А так – все как и было сто лет назад.
Работа геолога – это всегда дикие места, трудный походный быт и ежесекундное противостояние природным силам. Группа забрасывается вертолетом или на лодках, обеспечивается всем необходимым для автономного существования минимум на три-четыре месяца, а порой и на весь сезон, который, например, на Дальнем Востоке длится с марта по октябрь.
И вот вы топаете с места выгрузки на точку, ставите базовый лагерь, кухню и камеральню – это такая специально оборудованная палатка, где обрабатываются результаты полевых работ.
И вперед! Подъем в семь утра, руководитель ставит задачи на день, и геологоразведчики выходят на маршруты, к вечеру возвращаются, нагруженные по самое «не могу» образцами пород. Баня, ужин и хозяйственные заботы по лагерю, которые делятся на всех – дров запасти, воды наносить, участок убрать. И участвуют все без скидок на должности.
Ко времени отбоя они упахиваются так, что себя не помнят и еле ноги волочат, а с утра все сначала, и в неделю только один выходной. Такая вот каторжная работа.
А еще к этому трудовому подвигу плюсом «бонусы»: кровососущие насекомые, которым глубоко пофиг вся ваша навороченная современная химия – спасают только энцефалитные костюмы, накомарники и, как ни смешно, народные средства защиты, можно сказать, проверенные веками репелленты.
Ну и дикие животные, как же без них. Медведи, любопытные, агрессивные и крайне опасные, к тому же есть среди них и дурные, хотя медведь очень разумное и хитрое животное.
На случай встречи с ними у руководителя партии в советское время было ружье, теперь же разрешены только фальшфейеры, ракетницы и резкие свистки. Но опытные геологи знают, как правильно себя вести и избежать опасных встреч.

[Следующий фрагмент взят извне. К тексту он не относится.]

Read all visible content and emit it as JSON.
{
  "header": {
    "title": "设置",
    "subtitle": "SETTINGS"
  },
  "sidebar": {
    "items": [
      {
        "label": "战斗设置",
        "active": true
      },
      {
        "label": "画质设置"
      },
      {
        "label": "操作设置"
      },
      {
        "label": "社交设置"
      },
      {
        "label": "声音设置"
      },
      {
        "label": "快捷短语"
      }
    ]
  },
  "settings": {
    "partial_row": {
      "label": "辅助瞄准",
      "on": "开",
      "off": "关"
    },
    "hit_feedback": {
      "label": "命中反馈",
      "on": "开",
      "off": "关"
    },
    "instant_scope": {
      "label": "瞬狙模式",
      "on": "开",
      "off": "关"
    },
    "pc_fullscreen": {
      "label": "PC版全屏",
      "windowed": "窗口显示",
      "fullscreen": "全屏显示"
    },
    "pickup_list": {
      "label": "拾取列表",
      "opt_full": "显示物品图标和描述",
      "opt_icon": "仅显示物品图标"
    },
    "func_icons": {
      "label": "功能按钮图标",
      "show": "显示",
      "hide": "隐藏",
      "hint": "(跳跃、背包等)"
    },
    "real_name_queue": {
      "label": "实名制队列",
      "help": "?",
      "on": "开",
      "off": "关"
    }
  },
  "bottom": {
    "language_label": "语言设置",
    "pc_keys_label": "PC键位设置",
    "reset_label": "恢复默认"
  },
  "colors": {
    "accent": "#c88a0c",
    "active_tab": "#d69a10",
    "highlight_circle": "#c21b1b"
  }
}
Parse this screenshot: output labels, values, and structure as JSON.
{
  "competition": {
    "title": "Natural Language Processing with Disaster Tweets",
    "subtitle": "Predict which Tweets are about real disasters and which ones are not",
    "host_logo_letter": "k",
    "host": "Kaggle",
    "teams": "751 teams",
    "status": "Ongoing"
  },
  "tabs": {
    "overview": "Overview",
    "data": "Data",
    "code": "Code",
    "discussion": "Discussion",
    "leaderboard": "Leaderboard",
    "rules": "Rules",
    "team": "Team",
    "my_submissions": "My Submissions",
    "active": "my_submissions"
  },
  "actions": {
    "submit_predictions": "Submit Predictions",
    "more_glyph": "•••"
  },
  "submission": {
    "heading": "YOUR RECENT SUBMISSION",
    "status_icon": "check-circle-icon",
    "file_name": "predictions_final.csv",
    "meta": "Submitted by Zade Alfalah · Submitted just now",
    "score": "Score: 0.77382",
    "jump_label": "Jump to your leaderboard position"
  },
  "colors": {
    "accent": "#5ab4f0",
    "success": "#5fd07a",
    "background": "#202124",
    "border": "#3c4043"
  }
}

Какая там, на хрен, воспетая в бардовских песнях советских времен походная романтика, к лешей маме! После тяжелейшей изматывающей работы, необходимости выживать, часто в очень непростых погодных условиях, после реальной каждодневной борьбы «не цепляет» не то что романтика, а даже сказочной красоты природа, на созерцание которой не остается никаких сил.
Но почему-то поколение за поколением тащились мужчины их рода в эти непереносимые, тяжелейшие условия, в которых каждый день как подвиг, и несло их, неусидчивых скитальцев, и звала и не давала покоя неистребимая тяга к тяжелой, настоящей мужской работе.
Может, потому, что в этой суровой походной жизни выпадали редкие минуты отдыха, когда вдруг видишь, воспринимаешь всей душой красоту тайги, и замирает она, душа твоя, и происходит нечто настолько сильное с тобой в эти моменты, когда чувствуешь полное единение с природой и меняется что-то внутри, и ты меняешься, соприкасаясь с чем-то высоким, непонятным, пробирающим до восторженной слезы…
А может, потому, что приходится преодолевать в себе инертность, страх и глупость, доказывая самому себе, что способен на многое, что мужик и умеешь отвечать за себя и людей и делать то, что должно. А может, нравится тот колоссальный жизненный опыт и практические навыки, закрепляющиеся навсегда в тебе на уровне рефлексов, опыт выживания в диких условиях и умение сливаться с природой, слышать и чувствовать ее.